Tags: Art, Music, Film, Process, Independence, Success, Multi-tasking, Inspiration, Focus.
Jim Jarmusch sur comment ne pas perdre son temps
Vous jonglez avec plusieurs projets, vous travaillez sur un nouveau film et vous jouez de la musique dans un groupe. Est-ce que vous vous épanouissez quand vous êtes très pris ?
Pas au début, non. Avant, je ne faisais qu’une chose à la fois, mais au cours des 10 dernières années, j’ai beaucoup changé et maintenant je fais plein de choses en même temps. Je ne sais pas pourquoi, quelque chose a changé en moi. Peut-être que j’ai compris à quelle vitesse passait la vie. Quand je ne subis pas la pression d’un projet particulier, je fais plein de choses. En revanche, si je suis sur quelque chose, commencer un autre projet peut paraître intimidant. En ce moment, une étape redoutée m’attend : trouver un financement pour un nouveau film. Ce n’est jamais très agréable. Aussi, une fois qu’un film est terminé, je n’aime pas vraiment en faire la promotion. Je veux passer à autre chose. J’ai besoin de me sentir pris par un autre projet créatif. J’aime travailler sur les choses et je n’aime pas perdre mon temps.
Pour vos films, vous travaillez souvent avec des musiciens. Avez-vous toujours joué de la musique ? Est-ce que vous jouiez lorsque vous étiez enfant ?
Non. J’ai essayé d’apprendre le trombone quand j’étais petit, mais je n’ai jamais vraiment fait de la musique. Il fut un temps où il y avait un petit piano à la maison et je m’amusais dessus, mais je n’ai pas pris de cours. Je n’ai commencé à m’intéresser à la musique qu’après mes 20 ans, en même temps que tout le monde, semble-t-il. À un moment donné, vers la fin des années 70, il y avait des tracts dans l’East Village qui disaient que « tout le monde ici fait partie d’un groupe ». C’était assez vrai. J’ai fait beaucoup de musique pendant cette période, puis je me suis arrêté pendant presque 20 ans. Je ne sais pas vraiment pourquoi. Le cinéma a pris le dessus. J’ai compris, il y a peut-être 10 ou 12 ans, que j’avais besoin à nouveau de projets musicaux. Depuis, j’en fais beaucoup et le changement de rythme me plaît. Quand vous tournez un film, des gens formidables vous entourent et travaillent avec vous, un peu comme si vous étiez sur un gros bateau plein de pirates. Quand vous faites de la musique, vous voguez dans un petit rameur accompagné de deux ou trois personnes. Les choses sont beaucoup plus simples.
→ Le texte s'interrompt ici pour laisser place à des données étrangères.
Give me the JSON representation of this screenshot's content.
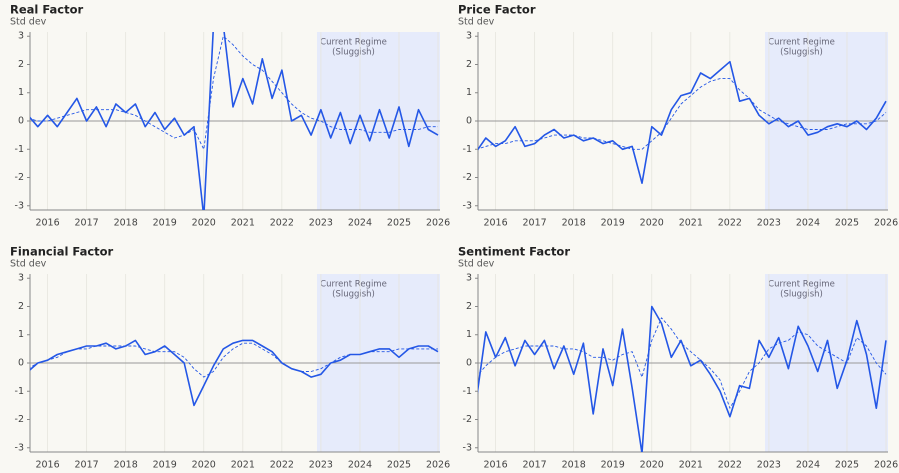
{
  "chart_data": [
    {
      "type": "line",
      "title": "Real Factor",
      "y_label": "Std dev",
      "x": [
        2015.5,
        2015.75,
        2016,
        2016.25,
        2016.5,
        2016.75,
        2017,
        2017.25,
        2017.5,
        2017.75,
        2018,
        2018.25,
        2018.5,
        2018.75,
        2019,
        2019.25,
        2019.5,
        2019.75,
        2020,
        2020.25,
        2020.5,
        2020.75,
        2021,
        2021.25,
        2021.5,
        2021.75,
        2022,
        2022.25,
        2022.5,
        2022.75,
        2023,
        2023.25,
        2023.5,
        2023.75,
        2024,
        2024.25,
        2024.5,
        2024.75,
        2025,
        2025.25,
        2025.5,
        2025.75,
        2026
      ],
      "series": [
        {
          "color": "#2457e6",
          "line_style": "solid",
          "values": [
            0.2,
            -0.2,
            0.2,
            -0.2,
            0.3,
            0.8,
            0.0,
            0.5,
            -0.2,
            0.6,
            0.3,
            0.6,
            -0.2,
            0.3,
            -0.3,
            0.1,
            -0.5,
            -0.2,
            -3.4,
            3.4,
            3.4,
            0.5,
            1.5,
            0.6,
            2.2,
            0.8,
            1.8,
            0.0,
            0.2,
            -0.5,
            0.4,
            -0.6,
            0.3,
            -0.8,
            0.2,
            -0.7,
            0.4,
            -0.6,
            0.5,
            -0.9,
            0.4,
            -0.3,
            -0.5
          ]
        },
        {
          "color": "#2457e6",
          "line_style": "dashed",
          "values": [
            0.1,
            0.0,
            0.0,
            0.1,
            0.2,
            0.3,
            0.4,
            0.4,
            0.4,
            0.4,
            0.3,
            0.2,
            0.0,
            -0.2,
            -0.4,
            -0.6,
            -0.5,
            -0.3,
            -1.0,
            1.5,
            3.0,
            2.7,
            2.3,
            2.0,
            1.8,
            1.4,
            1.0,
            0.6,
            0.3,
            0.1,
            0.0,
            -0.2,
            -0.3,
            -0.3,
            -0.3,
            -0.4,
            -0.4,
            -0.4,
            -0.3,
            -0.3,
            -0.3,
            -0.2,
            -0.2
          ]
        }
      ],
      "xlim": [
        2015.55,
        2026.05
      ],
      "xticks": [
        2016,
        2017,
        2018,
        2019,
        2020,
        2021,
        2022,
        2023,
        2024,
        2025,
        2026
      ],
      "ylim": [
        -3.15,
        3.15
      ],
      "yticks": [
        -3,
        -2,
        -1,
        0,
        1,
        2,
        3
      ],
      "hline": 0,
      "region": {
        "xlim": [
          2022.9,
          2026.05
        ],
        "color": "#e6ebfb",
        "label": [
          "Current Regime",
          "(Sluggish)"
        ]
      }
    },
    {
      "type": "line",
      "title": "Price Factor",
      "y_label": "Std dev",
      "x": [
        2015.5,
        2015.75,
        2016,
        2016.25,
        2016.5,
        2016.75,
        2017,
        2017.25,
        2017.5,
        2017.75,
        2018,
        2018.25,
        2018.5,
        2018.75,
        2019,
        2019.25,
        2019.5,
        2019.75,
        2020,
        2020.25,
        2020.5,
        2020.75,
        2021,
        2021.25,
        2021.5,
        2021.75,
        2022,
        2022.25,
        2022.5,
        2022.75,
        2023,
        2023.25,
        2023.5,
        2023.75,
        2024,
        2024.25,
        2024.5,
        2024.75,
        2025,
        2025.25,
        2025.5,
        2025.75,
        2026
      ],
      "series": [
        {
          "color": "#2457e6",
          "line_style": "solid",
          "values": [
            -1.1,
            -0.6,
            -0.9,
            -0.7,
            -0.2,
            -0.9,
            -0.8,
            -0.5,
            -0.3,
            -0.6,
            -0.5,
            -0.7,
            -0.6,
            -0.8,
            -0.7,
            -1.0,
            -0.9,
            -2.2,
            -0.2,
            -0.5,
            0.4,
            0.9,
            1.0,
            1.7,
            1.5,
            1.8,
            2.1,
            0.7,
            0.8,
            0.2,
            -0.1,
            0.1,
            -0.2,
            0.0,
            -0.5,
            -0.4,
            -0.2,
            -0.1,
            -0.2,
            0.0,
            -0.3,
            0.1,
            0.7
          ]
        },
        {
          "color": "#2457e6",
          "line_style": "dashed",
          "values": [
            -1.0,
            -0.9,
            -0.8,
            -0.8,
            -0.7,
            -0.7,
            -0.7,
            -0.6,
            -0.5,
            -0.5,
            -0.5,
            -0.6,
            -0.6,
            -0.7,
            -0.8,
            -0.9,
            -1.0,
            -1.0,
            -0.7,
            -0.4,
            0.1,
            0.6,
            0.9,
            1.2,
            1.4,
            1.5,
            1.5,
            1.1,
            0.8,
            0.4,
            0.2,
            0.0,
            -0.1,
            -0.2,
            -0.3,
            -0.3,
            -0.3,
            -0.2,
            -0.1,
            -0.1,
            -0.1,
            0.0,
            0.3
          ]
        }
      ],
      "xlim": [
        2015.55,
        2026.05
      ],
      "xticks": [
        2016,
        2017,
        2018,
        2019,
        2020,
        2021,
        2022,
        2023,
        2024,
        2025,
        2026
      ],
      "ylim": [
        -3.15,
        3.15
      ],
      "yticks": [
        -3,
        -2,
        -1,
        0,
        1,
        2,
        3
      ],
      "hline": 0,
      "region": {
        "xlim": [
          2022.9,
          2026.05
        ],
        "color": "#e6ebfb",
        "label": [
          "Current Regime",
          "(Sluggish)"
        ]
      }
    },
    {
      "type": "line",
      "title": "Financial Factor",
      "y_label": "Std dev",
      "x": [
        2015.5,
        2015.75,
        2016,
        2016.25,
        2016.5,
        2016.75,
        2017,
        2017.25,
        2017.5,
        2017.75,
        2018,
        2018.25,
        2018.5,
        2018.75,
        2019,
        2019.25,
        2019.5,
        2019.75,
        2020,
        2020.25,
        2020.5,
        2020.75,
        2021,
        2021.25,
        2021.5,
        2021.75,
        2022,
        2022.25,
        2022.5,
        2022.75,
        2023,
        2023.25,
        2023.5,
        2023.75,
        2024,
        2024.25,
        2024.5,
        2024.75,
        2025,
        2025.25,
        2025.5,
        2025.75,
        2026
      ],
      "series": [
        {
          "color": "#2457e6",
          "line_style": "solid",
          "values": [
            -0.3,
            0.0,
            0.1,
            0.3,
            0.4,
            0.5,
            0.6,
            0.6,
            0.7,
            0.5,
            0.6,
            0.8,
            0.3,
            0.4,
            0.6,
            0.3,
            0.0,
            -1.5,
            -0.8,
            -0.1,
            0.5,
            0.7,
            0.8,
            0.8,
            0.6,
            0.4,
            0.0,
            -0.2,
            -0.3,
            -0.5,
            -0.4,
            0.0,
            0.1,
            0.3,
            0.3,
            0.4,
            0.5,
            0.5,
            0.2,
            0.5,
            0.6,
            0.6,
            0.4
          ]
        },
        {
          "color": "#2457e6",
          "line_style": "dashed",
          "values": [
            -0.2,
            0.0,
            0.1,
            0.2,
            0.4,
            0.5,
            0.5,
            0.6,
            0.6,
            0.6,
            0.6,
            0.6,
            0.5,
            0.4,
            0.4,
            0.4,
            0.2,
            -0.2,
            -0.5,
            -0.3,
            0.2,
            0.5,
            0.7,
            0.7,
            0.5,
            0.3,
            0.0,
            -0.2,
            -0.3,
            -0.3,
            -0.2,
            0.0,
            0.2,
            0.3,
            0.3,
            0.4,
            0.4,
            0.4,
            0.5,
            0.5,
            0.5,
            0.5,
            0.5
          ]
        }
      ],
      "xlim": [
        2015.55,
        2026.05
      ],
      "xticks": [
        2016,
        2017,
        2018,
        2019,
        2020,
        2021,
        2022,
        2023,
        2024,
        2025,
        2026
      ],
      "ylim": [
        -3.15,
        3.15
      ],
      "yticks": [
        -3,
        -2,
        -1,
        0,
        1,
        2,
        3
      ],
      "hline": 0,
      "region": {
        "xlim": [
          2022.9,
          2026.05
        ],
        "color": "#e6ebfb",
        "label": [
          "Current Regime",
          "(Sluggish)"
        ]
      }
    },
    {
      "type": "line",
      "title": "Sentiment Factor",
      "y_label": "Std dev",
      "x": [
        2015.5,
        2015.75,
        2016,
        2016.25,
        2016.5,
        2016.75,
        2017,
        2017.25,
        2017.5,
        2017.75,
        2018,
        2018.25,
        2018.5,
        2018.75,
        2019,
        2019.25,
        2019.5,
        2019.75,
        2020,
        2020.25,
        2020.5,
        2020.75,
        2021,
        2021.25,
        2021.5,
        2021.75,
        2022,
        2022.25,
        2022.5,
        2022.75,
        2023,
        2023.25,
        2023.5,
        2023.75,
        2024,
        2024.25,
        2024.5,
        2024.75,
        2025,
        2025.25,
        2025.5,
        2025.75,
        2026
      ],
      "series": [
        {
          "color": "#2457e6",
          "line_style": "solid",
          "values": [
            -1.4,
            1.1,
            0.2,
            0.9,
            -0.1,
            0.8,
            0.3,
            0.8,
            -0.2,
            0.6,
            -0.4,
            0.7,
            -1.8,
            0.5,
            -0.8,
            1.2,
            -0.9,
            -3.2,
            2.0,
            1.4,
            0.2,
            0.8,
            -0.1,
            0.1,
            -0.4,
            -1.0,
            -1.9,
            -0.8,
            -0.9,
            0.8,
            0.2,
            0.9,
            -0.2,
            1.3,
            0.6,
            -0.3,
            0.8,
            -0.9,
            0.1,
            1.5,
            0.3,
            -1.6,
            0.8
          ]
        },
        {
          "color": "#2457e6",
          "line_style": "dashed",
          "values": [
            -0.5,
            -0.1,
            0.2,
            0.4,
            0.5,
            0.6,
            0.6,
            0.6,
            0.6,
            0.5,
            0.5,
            0.4,
            0.2,
            0.2,
            0.1,
            0.3,
            0.4,
            -0.5,
            0.8,
            1.6,
            1.2,
            0.7,
            0.4,
            0.1,
            -0.2,
            -0.6,
            -1.6,
            -1.0,
            -0.3,
            0.0,
            0.5,
            0.7,
            0.8,
            1.1,
            1.0,
            0.6,
            0.4,
            0.2,
            0.0,
            0.9,
            0.6,
            0.0,
            -0.4
          ]
        }
      ],
      "xlim": [
        2015.55,
        2026.05
      ],
      "xticks": [
        2016,
        2017,
        2018,
        2019,
        2020,
        2021,
        2022,
        2023,
        2024,
        2025,
        2026
      ],
      "ylim": [
        -3.15,
        3.15
      ],
      "yticks": [
        -3,
        -2,
        -1,
        0,
        1,
        2,
        3
      ],
      "hline": 0,
      "region": {
        "xlim": [
          2022.9,
          2026.05
        ],
        "color": "#e6ebfb",
        "label": [
          "Current Regime",
          "(Sluggish)"
        ]
      }
    }
  ]
}
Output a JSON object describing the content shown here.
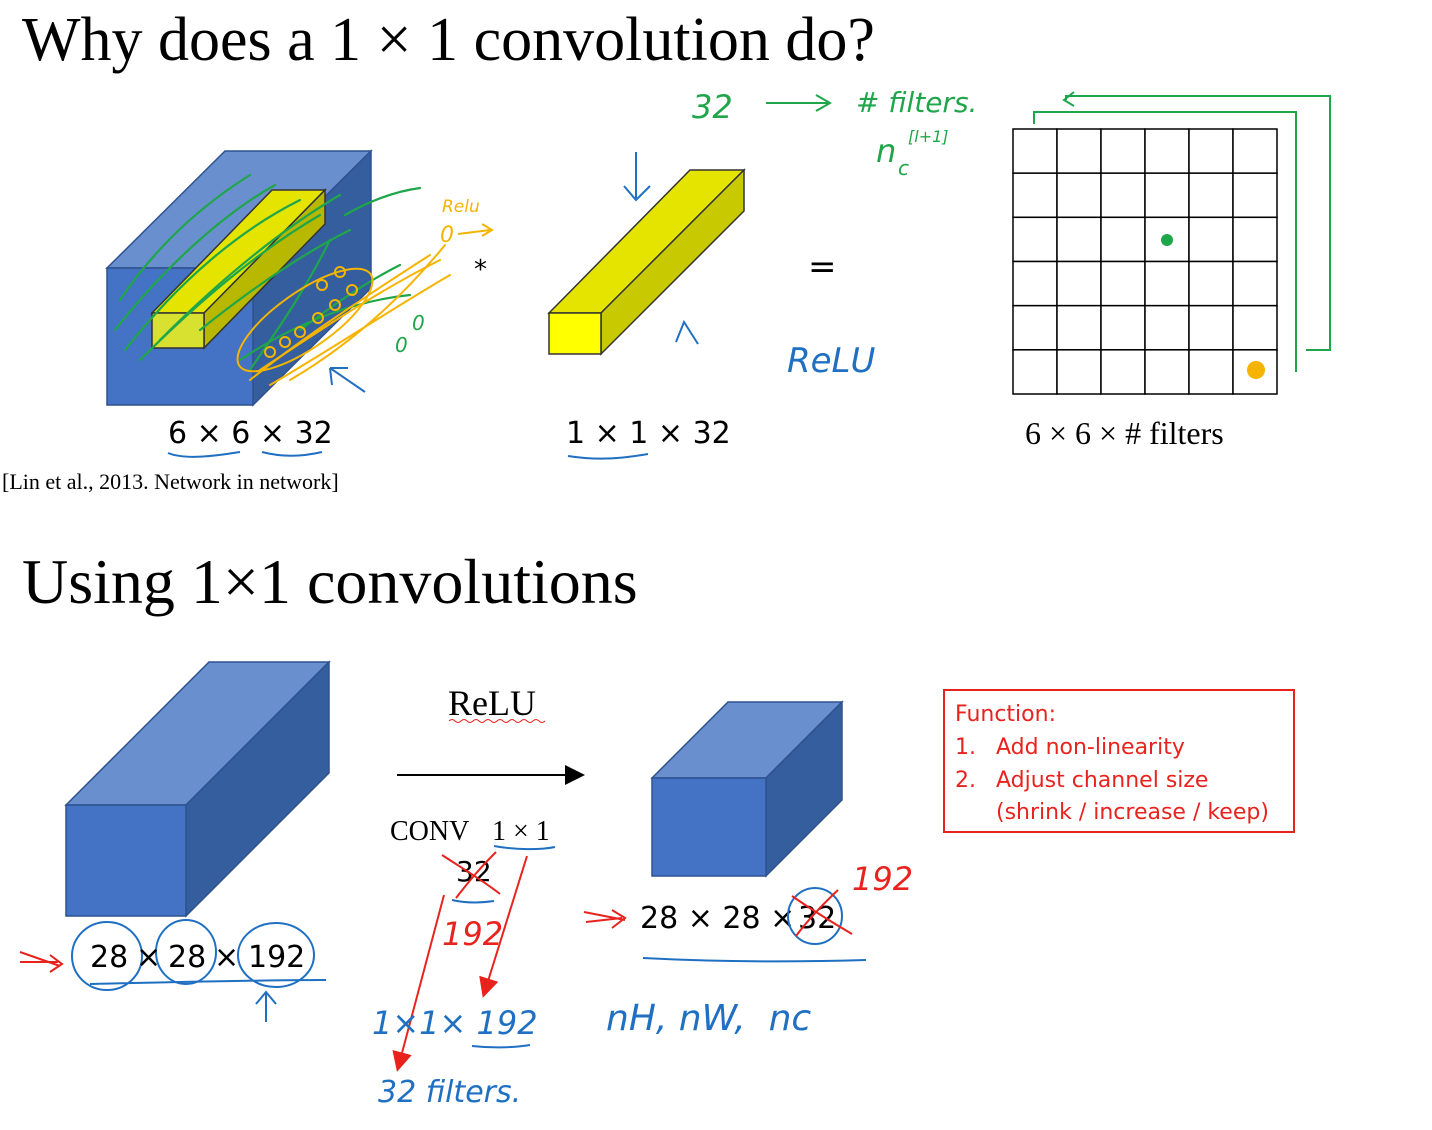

À votre avis, pourquoi le cinéma a-t-il pris le dessus sur la musique ?
Le cinéma est devenu une obsession pour moi. J’y ai versé toute mon énergie pendant une vingtaine d’années, tout en continuant à écrire, à faire de l’art et à prendre des photos. Aujourd’hui encore, mes activités sont très variées. Je me sens tellement mieux lorsque je travaille sur beaucoup de projets musicaux et quelques projets d’art ou d’écriture.
J’adore le cinéma parce que beaucoup d’autres formes d’art en font partie. Toutes les formes d’art, en fait. La musique, la photo, la composition, les arts dramatiques, l’écriture de scénario et la mise en scène. Toutes les formes d’expression humaine sont représentées, y compris, dans une certaine mesure, l’architecture. Le cinéma réunit tant de choses, ce qui fait partie de la raison pour laquelle ce milieu a fini par m’attirer à lui. Un réalisateur a besoin de s’intéresser à tout. Les plus intéressants d’entre eux sont des amateurs par nécessité. Je me considère comme un amateur, pas sous un jour négatif, mais parce que je m’intéresse à beaucoup de choses et que j’ai envie de les essayer. Sans pour autant les maîtriser.
Si votre public vous considère avant tout comme un réalisateur, est-il plus difficile d’être pris au sérieux en tant que musicien ?
Oui, parce que vous avez affaire à la perception que les gens ont de vous, qui est parfois très limitée. Le grand public a l’esprit assez fermé. Les gens sont surpris d’apprendre, par exemple, que Johnny Depp a commencé sa carrière en tant que musicien avant de devenir acteur. Aujourd’hui, quand il joue de la musique, on dit de lui que c’est un acteur qui joue de la musique, alors qu’en fait c’est un musicien qui est aussi acteur. J’essaie de faire très attention, de ne pas avoir l’esprit fermé et de ne pas voir les gens sous un jour unique.
La musique sollicite-t-elle une autre partie de votre cerveau que le cinéma ou les arts visuels ?
Absolument. La musique est immédiate. Une langue à part. Une forme de communication qui existe pleinement dans l’instant présent et dans l’interaction. Je ne lis pas la musique, donc je ne vais pas jouer une phrase musicale et interpréter quelque chose qui a été composé avec précision. Vous savez, chaque violoniste aura sa propre vision du même morceau. Un musicien, dans sa technique ou dans son expression, donne une part de lui-même. Autrefois, j’étais très jaloux des musiciens. Vous savez, il y a 20 ans, je pouvais travailler jusqu’à deux ans sur un film. Ensuite, quelqu’un comme Tom Waits, avec qui je passais du temps, jouait quelque chose de splendide au piano et les notes s’évaporaient, comme ça, dans l’air. Un air de musique qui était, puis qui n’est plus, mais qui procure un sentiment incroyable. Tout se passe dans l’instant.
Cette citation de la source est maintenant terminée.